Chicago — Your TV remote may someday be — or perhaps is already today — an app on an iPad or smartphone.
But there are still sparks of innovation happening in the traditional remote control category.
At the show here, Philips was showing off uWand, a remote control pointing technology the company will license to TV operators.
The uWand system uses an infrared camera to determine the direction a user is pointing, like the Nintendo Wii controller, general manager Navin Natoewal said. That makes controlling the cursor on the screen more natural than a gyroscope-based pointing device, he said — and I have to agree, after a brief test of uWand.
The uWand components add about $5 to the cost of the remote, according to Natoewal. That would result in more than double the price MSOs are typically willing to spend on a remote.
But that additional cost is paid back quickly because the pointing capabilities increase VOD and game buy rates, according to a consumer survey conducted by Philips: Video-on-demand and interactive games consumption among uWand users increased 17% and 20% respectively, compared with those using traditional TV remotes.

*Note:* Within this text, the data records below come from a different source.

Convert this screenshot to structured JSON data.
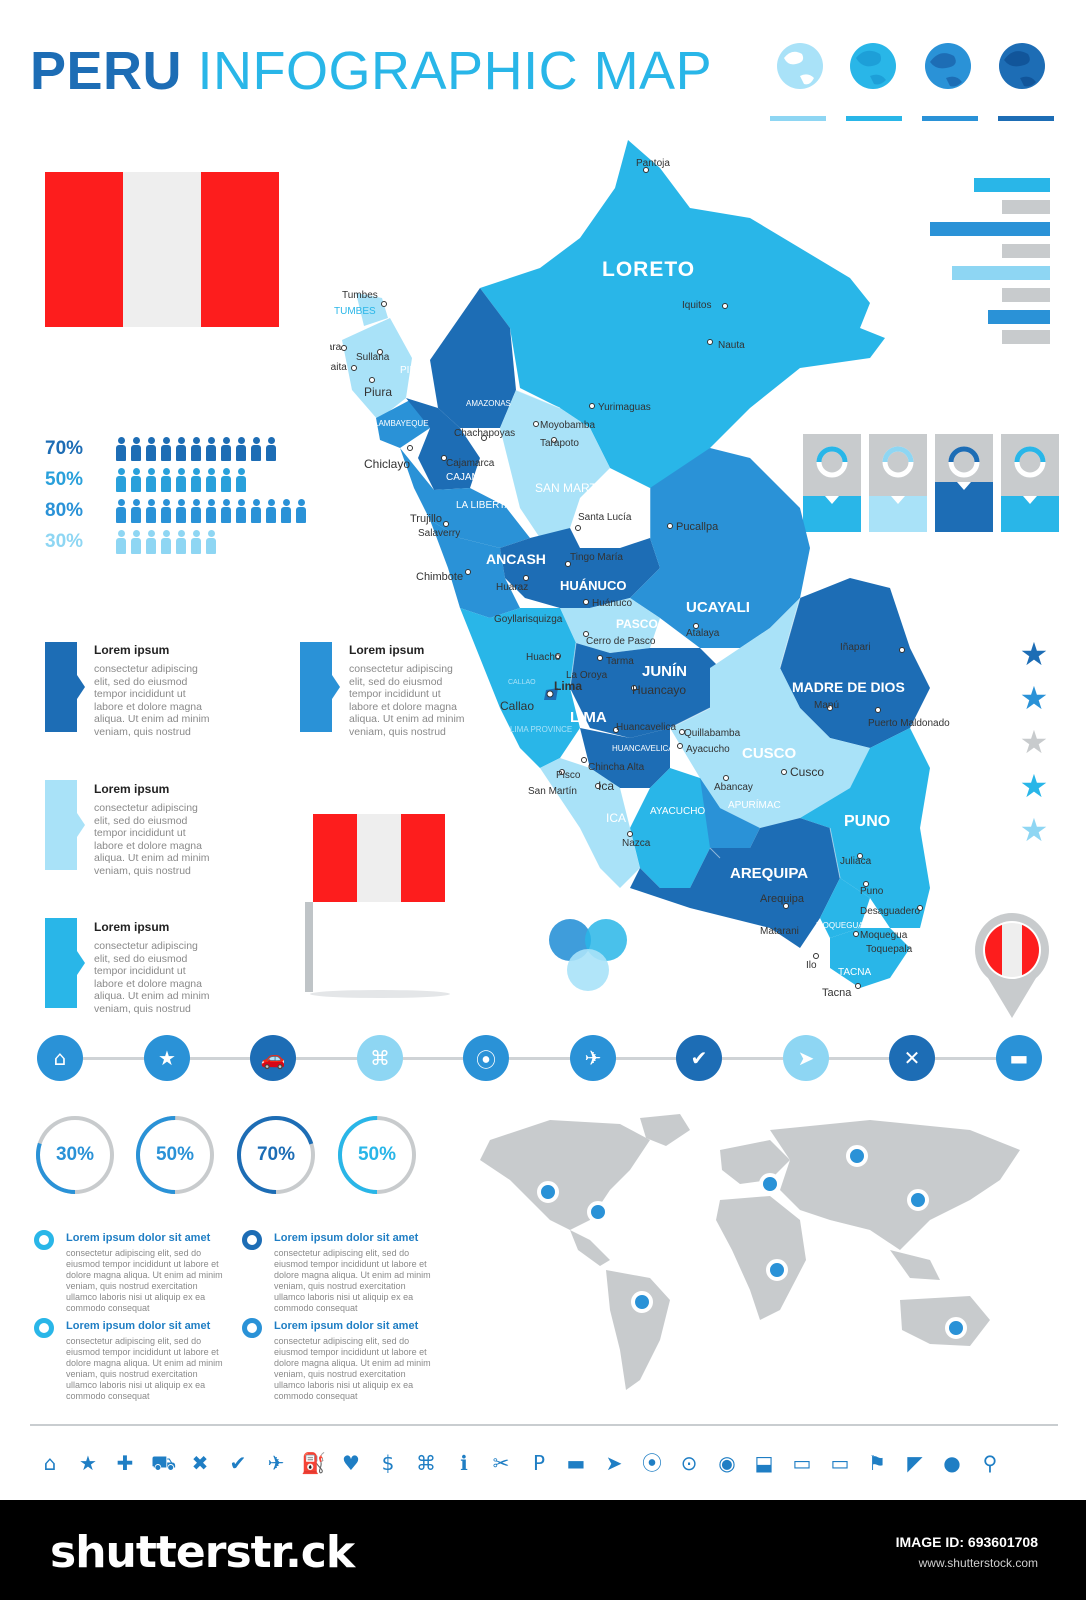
{
  "title": {
    "part1": "PERU",
    "part2": "INFOGRAPHIC MAP"
  },
  "colors": {
    "dark_blue": "#1d6db5",
    "mid_blue": "#2a92d7",
    "light_blue": "#29b6e8",
    "pale_blue": "#a9e2f8",
    "flag_red": "#fd1d1d",
    "grey": "#c8cbcd"
  },
  "percent_rows": [
    {
      "label": "70%",
      "count": 11,
      "color": "#1d6db5"
    },
    {
      "label": "50%",
      "count": 9,
      "color": "#29a0db"
    },
    {
      "label": "80%",
      "count": 13,
      "color": "#2a92d7"
    },
    {
      "label": "30%",
      "count": 7,
      "color": "#8ed6f3"
    }
  ],
  "lorem_blocks": [
    {
      "heading": "Lorem ipsum",
      "text": "consectetur adipiscing elit, sed do eiusmod tempor incididunt ut labore et dolore magna aliqua. Ut enim ad minim veniam, quis nostrud"
    },
    {
      "heading": "Lorem ipsum",
      "text": "consectetur adipiscing elit, sed do eiusmod tempor incididunt ut labore et dolore magna aliqua. Ut enim ad minim veniam, quis nostrud"
    },
    {
      "heading": "Lorem ipsum",
      "text": "consectetur adipiscing elit, sed do eiusmod tempor incididunt ut labore et dolore magna aliqua. Ut enim ad minim veniam, quis nostrud"
    },
    {
      "heading": "Lorem ipsum",
      "text": "consectetur adipiscing elit, sed do eiusmod tempor incididunt ut labore et dolore magna aliqua. Ut enim ad minim veniam, quis nostrud"
    }
  ],
  "regions": {
    "loreto": "LORETO",
    "ucayali": "UCAYALI",
    "madre_de_dios": "MADRE DE DIOS",
    "puno": "PUNO",
    "cusco": "CUSCO",
    "junin": "JUNÍN",
    "lima": "LIMA",
    "arequipa": "AREQUIPA",
    "ancash": "ANCASH",
    "huanuco": "HUÁNUCO",
    "pasco": "PASCO",
    "san_martin": "SAN MARTÍN",
    "ica": "ICA",
    "ayacucho": "AYACUCHO",
    "apurimac": "APURÍMAC",
    "huancavelica": "HUANCAVELICA",
    "tacna": "TACNA",
    "moquegua": "MOQUEGUA",
    "la_libertad": "LA LIBERTAD",
    "cajamarca": "CAJAMARCA",
    "amazonas": "AMAZONAS",
    "lambayeque": "LAMBAYEQUE",
    "piura": "PIURA",
    "tumbes": "TUMBES",
    "callao": "CALLAO",
    "lima_province": "LIMA PROVINCE"
  },
  "cities": {
    "pantoja": "Pantoja",
    "iquitos": "Iquitos",
    "nauta": "Nauta",
    "yurimaguas": "Yurimaguas",
    "moyobamba": "Moyobamba",
    "tarapoto": "Tarapoto",
    "chachapoyas": "Chachapoyas",
    "cajamarca": "Cajamarca",
    "tumbes": "Tumbes",
    "talara": "Talara",
    "sullana": "Sullana",
    "paita": "Paita",
    "piura": "Piura",
    "chiclayo": "Chiclayo",
    "trujillo": "Trujillo",
    "salaverry": "Salaverry",
    "chimbote": "Chimbote",
    "santa_lucia": "Santa Lucía",
    "pucallpa": "Pucallpa",
    "tingo_maria": "Tingo María",
    "huaraz": "Huaraz",
    "huanuco": "Huánuco",
    "goyllarisquizga": "Goyllarisquizga",
    "cerro_de_pasco": "Cerro de Pasco",
    "atalaya": "Atalaya",
    "huacho": "Huacho",
    "la_oroya": "La Oroya",
    "tarma": "Tarma",
    "lima": "Lima",
    "callao": "Callao",
    "huancayo": "Huancayo",
    "inapari": "Iñapari",
    "manu": "Manú",
    "puerto_maldonado": "Puerto Maldonado",
    "huancavelica": "Huancavelica",
    "quillabamba": "Quillabamba",
    "ayacucho": "Ayacucho",
    "chincha_alta": "Chincha Alta",
    "pisco": "Pisco",
    "san_martin": "San Martín",
    "ica": "Ica",
    "abancay": "Abancay",
    "cusco": "Cusco",
    "nazca": "Nazca",
    "juliaca": "Juliaca",
    "puno": "Puno",
    "arequipa": "Arequipa",
    "desaguadero": "Desaguadero",
    "moquegua": "Moquegua",
    "matarani": "Matarani",
    "ilo": "Ilo",
    "toquepala": "Toquepala",
    "tacna": "Tacna"
  },
  "icon_row": [
    {
      "name": "home-icon",
      "glyph": "⌂",
      "color": "#2a92d7"
    },
    {
      "name": "star-icon",
      "glyph": "★",
      "color": "#2a92d7"
    },
    {
      "name": "car-icon",
      "glyph": "🚗",
      "color": "#1d6db5"
    },
    {
      "name": "command-icon",
      "glyph": "⌘",
      "color": "#8ed6f3"
    },
    {
      "name": "location-pin-icon",
      "glyph": "⦿",
      "color": "#2a92d7"
    },
    {
      "name": "airplane-icon",
      "glyph": "✈",
      "color": "#2a92d7"
    },
    {
      "name": "checkmark-icon",
      "glyph": "✔",
      "color": "#1d6db5"
    },
    {
      "name": "navigation-arrow-icon",
      "glyph": "➤",
      "color": "#8ed6f3"
    },
    {
      "name": "cross-cutlery-icon",
      "glyph": "✕",
      "color": "#1d6db5"
    },
    {
      "name": "bed-icon",
      "glyph": "▬",
      "color": "#2a92d7"
    }
  ],
  "donuts": [
    {
      "label": "30%",
      "value": 0.3,
      "color": "#2a92d7",
      "text_color": "#2a92d7"
    },
    {
      "label": "50%",
      "value": 0.5,
      "color": "#2a92d7",
      "text_color": "#2a92d7"
    },
    {
      "label": "70%",
      "value": 0.7,
      "color": "#1d6db5",
      "text_color": "#1d6db5"
    },
    {
      "label": "50%",
      "value": 0.5,
      "color": "#29b6e8",
      "text_color": "#29b6e8"
    }
  ],
  "dolor_blocks": [
    {
      "heading": "Lorem ipsum dolor sit amet",
      "text": "consectetur adipiscing elit, sed do eiusmod tempor incididunt ut labore et dolore magna aliqua. Ut enim ad minim veniam, quis nostrud exercitation ullamco laboris nisi ut aliquip ex ea commodo consequat"
    },
    {
      "heading": "Lorem ipsum dolor sit amet",
      "text": "consectetur adipiscing elit, sed do eiusmod tempor incididunt ut labore et dolore magna aliqua. Ut enim ad minim veniam, quis nostrud exercitation ullamco laboris nisi ut aliquip ex ea commodo consequat"
    },
    {
      "heading": "Lorem ipsum dolor sit amet",
      "text": "consectetur adipiscing elit, sed do eiusmod tempor incididunt ut labore et dolore magna aliqua. Ut enim ad minim veniam, quis nostrud exercitation ullamco laboris nisi ut aliquip ex ea commodo consequat"
    },
    {
      "heading": "Lorem ipsum dolor sit amet",
      "text": "consectetur adipiscing elit, sed do eiusmod tempor incididunt ut labore et dolore magna aliqua. Ut enim ad minim veniam, quis nostrud exercitation ullamco laboris nisi ut aliquip ex ea commodo consequat"
    }
  ],
  "bottom_icons": [
    "home-icon",
    "star-icon",
    "plus-icon",
    "car-icon",
    "close-icon",
    "checkmark-icon",
    "airplane-icon",
    "fuel-icon",
    "heart-icon",
    "dollar-icon",
    "command-icon",
    "info-icon",
    "cutlery-icon",
    "parking-icon",
    "bed-icon",
    "navigation-arrow-icon",
    "location-pin-icon",
    "map-marker-icon",
    "target-pin-icon",
    "ribbon-pin-icon",
    "speech-bubble-icon",
    "wide-speech-bubble-icon",
    "flag-icon",
    "pennant-icon",
    "round-pin-icon",
    "search-icon"
  ],
  "bottom_glyphs": [
    "⌂",
    "★",
    "✚",
    "⛟",
    "✖",
    "✔",
    "✈",
    "⛽",
    "♥",
    "$",
    "⌘",
    "ℹ",
    "✂",
    "P",
    "▬",
    "➤",
    "⦿",
    "⊙",
    "◉",
    "⬓",
    "▭",
    "▭",
    "⚑",
    "◤",
    "●",
    "⚲"
  ],
  "footer": {
    "logo": "shutterstr.ck",
    "image_id": "IMAGE ID: 693601708",
    "site": "www.shutterstock.com"
  }
}
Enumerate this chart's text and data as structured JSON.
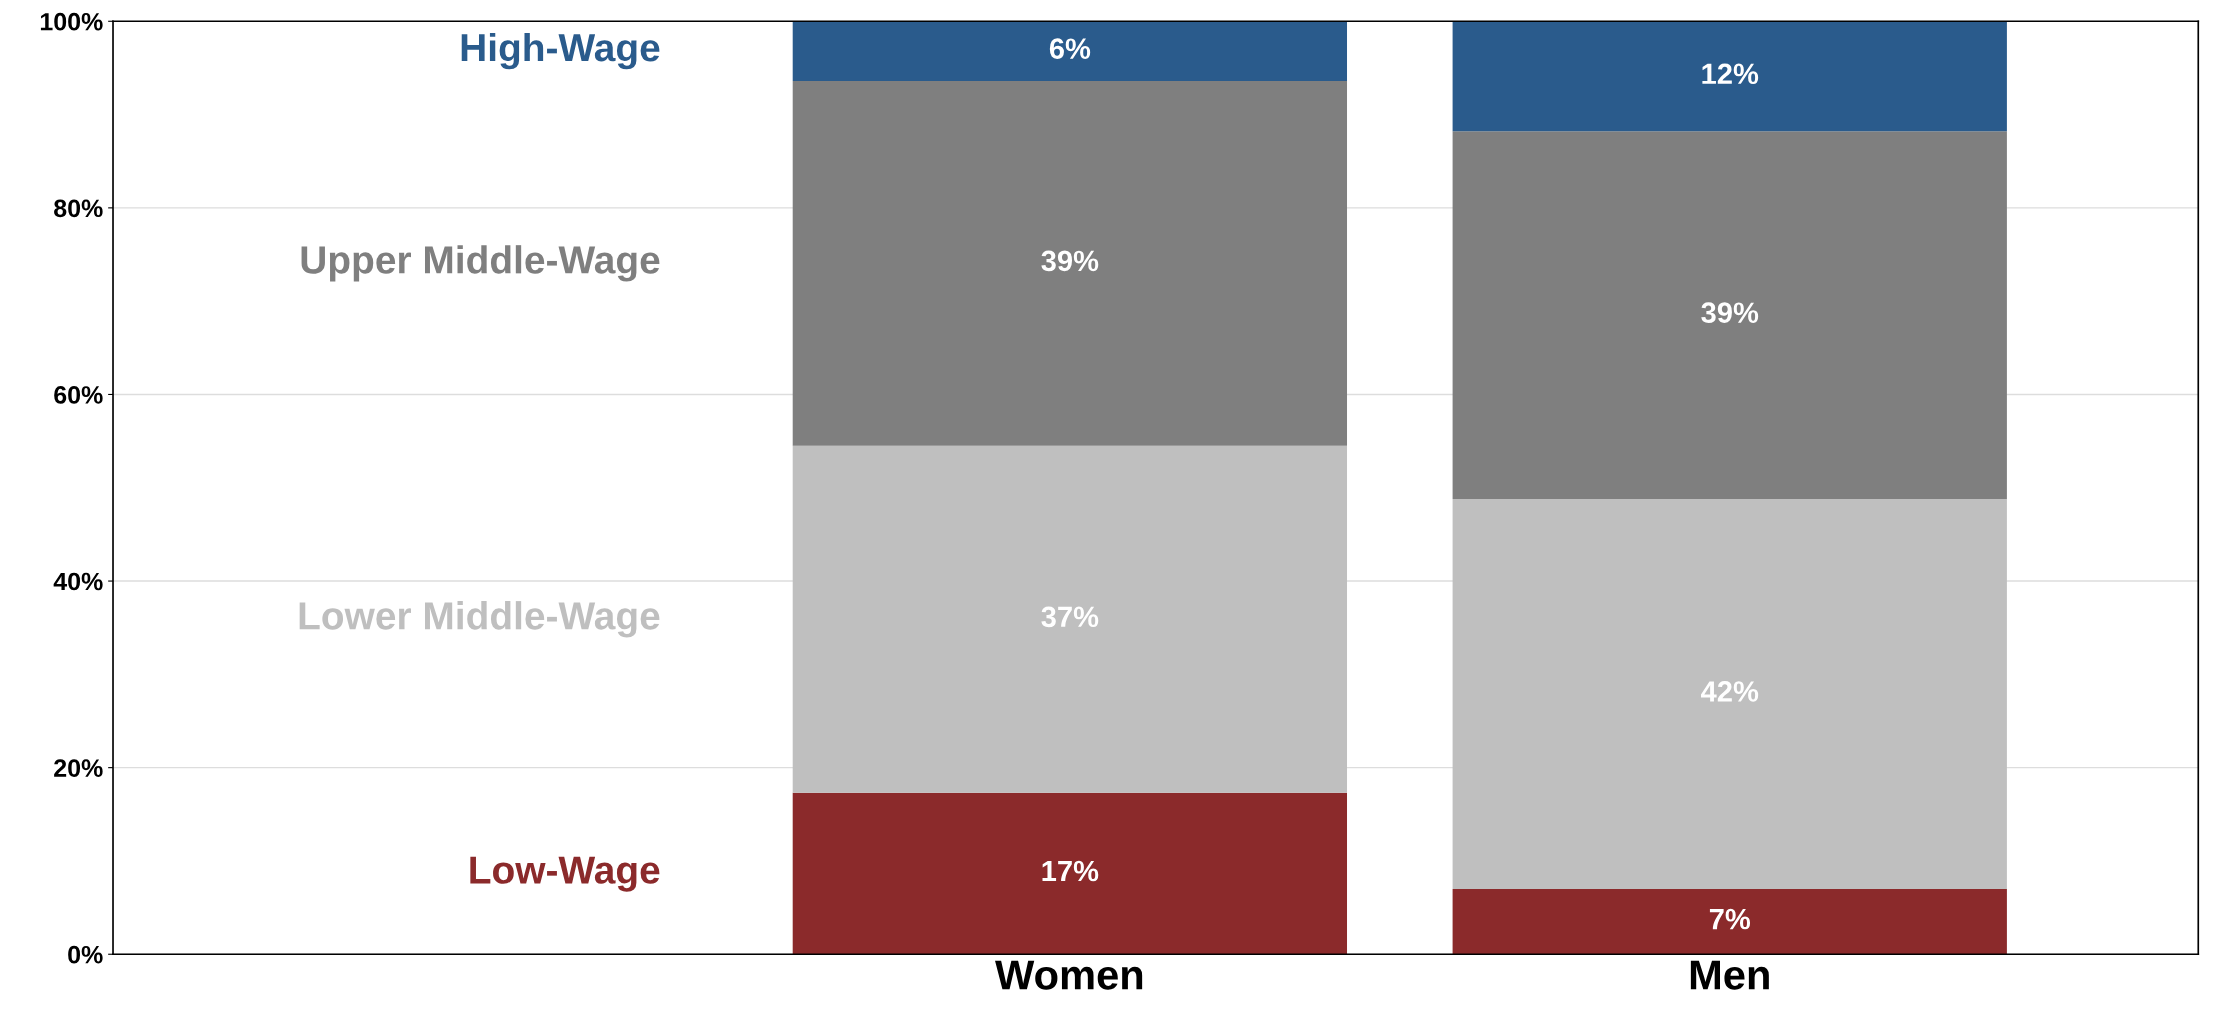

Meanwhile, Universal Electronics Inc. (UEI) this week announced that Cox Communications has selected UEI to supply its next-generation universal remote control.
The customized remote control includes many new features tailored for Cox’s Trio HD interactive program guide, such as a “user” button that provides one-click access to the Triopersonalized profiles.
In addition, UEI announced a new remote, “Champ” (pictured at right), whose key features include a simplified layout with fewer keys and an easier universal TV setup.
UEI said the Champ was developed based on usability research conducted for the company by Dr. Robert Youmans, professor of psychology at California State University at Northridge. (Side note: Could I apply for a doctorate in TV?)
For example, the Champ has contoured keys that are supposed to make it comfortable to hold and use. It’s expected to begin shipping late summer 2011.